Dorr returned briefly in June with a small band of New York volunteers and assembled an armed force of his followers on Acote's Hill in Chepachet. The governor ordered the state militia out, which marched on Chepachet. Realizing that they would be defeated if they engaged the militia, Dorr's followers dispersed. Dorr sought refuge in New Hampshire and Massachusetts.

== Aftermath ==
Dorr returned to Providence in October 1843, when he hoped the more liberal constitution that had been adopted would protect him, but he was arrested. King and the old government sought their revenge. Dorr was tried for treason against Rhode Island at Newport, a conservative stronghold, before the Rhode Island Supreme Court; he was convicted and sentenced to solitary confinement at hard labor for life. He was committed on June 27, 1844.
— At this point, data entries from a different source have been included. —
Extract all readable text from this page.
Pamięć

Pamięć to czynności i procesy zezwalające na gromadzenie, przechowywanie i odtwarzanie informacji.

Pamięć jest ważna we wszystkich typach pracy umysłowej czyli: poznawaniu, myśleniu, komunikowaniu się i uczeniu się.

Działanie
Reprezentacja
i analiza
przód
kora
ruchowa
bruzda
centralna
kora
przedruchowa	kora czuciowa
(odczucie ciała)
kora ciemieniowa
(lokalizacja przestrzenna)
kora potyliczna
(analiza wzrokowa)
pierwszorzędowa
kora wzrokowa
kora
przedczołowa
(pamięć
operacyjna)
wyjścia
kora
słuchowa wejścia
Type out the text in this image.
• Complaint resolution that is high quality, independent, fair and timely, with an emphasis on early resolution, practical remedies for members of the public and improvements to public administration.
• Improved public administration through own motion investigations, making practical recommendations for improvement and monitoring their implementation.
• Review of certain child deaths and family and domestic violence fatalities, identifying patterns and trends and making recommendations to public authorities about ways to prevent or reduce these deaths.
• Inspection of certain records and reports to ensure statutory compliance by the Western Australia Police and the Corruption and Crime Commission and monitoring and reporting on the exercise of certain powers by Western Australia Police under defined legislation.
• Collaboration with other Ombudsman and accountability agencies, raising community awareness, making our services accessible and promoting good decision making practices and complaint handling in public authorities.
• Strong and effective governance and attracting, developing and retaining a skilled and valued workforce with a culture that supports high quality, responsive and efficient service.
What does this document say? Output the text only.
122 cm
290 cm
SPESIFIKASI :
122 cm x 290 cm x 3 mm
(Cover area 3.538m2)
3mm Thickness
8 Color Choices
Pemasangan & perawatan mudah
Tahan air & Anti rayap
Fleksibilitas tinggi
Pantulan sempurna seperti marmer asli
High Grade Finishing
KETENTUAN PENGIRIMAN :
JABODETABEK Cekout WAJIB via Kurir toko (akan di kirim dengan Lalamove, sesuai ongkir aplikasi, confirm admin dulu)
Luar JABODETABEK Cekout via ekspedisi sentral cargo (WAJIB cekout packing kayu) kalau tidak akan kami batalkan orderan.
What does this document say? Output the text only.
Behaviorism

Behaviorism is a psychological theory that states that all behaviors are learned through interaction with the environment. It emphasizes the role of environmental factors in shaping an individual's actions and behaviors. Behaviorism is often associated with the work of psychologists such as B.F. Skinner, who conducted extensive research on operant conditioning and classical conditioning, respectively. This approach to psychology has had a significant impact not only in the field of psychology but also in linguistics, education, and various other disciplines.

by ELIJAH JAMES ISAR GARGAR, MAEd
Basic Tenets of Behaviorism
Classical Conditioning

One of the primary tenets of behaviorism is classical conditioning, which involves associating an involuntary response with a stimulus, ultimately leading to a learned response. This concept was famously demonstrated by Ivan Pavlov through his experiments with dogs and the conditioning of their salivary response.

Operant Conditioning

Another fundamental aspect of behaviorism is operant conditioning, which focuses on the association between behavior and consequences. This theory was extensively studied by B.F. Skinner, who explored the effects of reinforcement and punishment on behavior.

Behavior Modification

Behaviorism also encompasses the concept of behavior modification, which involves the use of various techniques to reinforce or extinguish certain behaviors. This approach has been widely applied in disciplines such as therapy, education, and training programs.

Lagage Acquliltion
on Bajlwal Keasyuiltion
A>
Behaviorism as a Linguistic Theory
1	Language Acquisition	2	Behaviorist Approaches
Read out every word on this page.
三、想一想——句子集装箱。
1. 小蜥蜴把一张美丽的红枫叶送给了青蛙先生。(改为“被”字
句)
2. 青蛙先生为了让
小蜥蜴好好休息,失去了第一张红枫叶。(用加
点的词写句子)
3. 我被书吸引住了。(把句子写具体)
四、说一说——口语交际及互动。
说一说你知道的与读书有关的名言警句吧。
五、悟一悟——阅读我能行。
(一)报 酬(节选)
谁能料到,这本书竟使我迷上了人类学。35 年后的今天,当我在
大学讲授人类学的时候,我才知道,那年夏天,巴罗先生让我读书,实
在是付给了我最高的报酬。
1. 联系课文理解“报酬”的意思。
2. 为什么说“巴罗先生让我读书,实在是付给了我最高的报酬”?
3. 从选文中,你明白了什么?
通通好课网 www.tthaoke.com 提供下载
The public was outraged about this sentence, and in 1845 the legislature passed an Act of General Amnesty; Dorr was released after serving twelve months of his term. In 1851 his civil rights were restored. In January 1854 the legislature passed an act annulling the verdict of the supreme court, but the state court ruled this act was unconstitutional. Dorr's health had been broken by his ordeal, and after his release he lived in retirement until his death.

His work, however, bore fruit: in 1843 a third constitution had been drafted and ratified by the people that provided universal male suffrage. Today, Rhode Island's state government recognizes the legitimacy of Dorr's efforts and includes Dorr in its list of governors. A statue of Dorr at the Rhode Island State House was unveiled in 2014.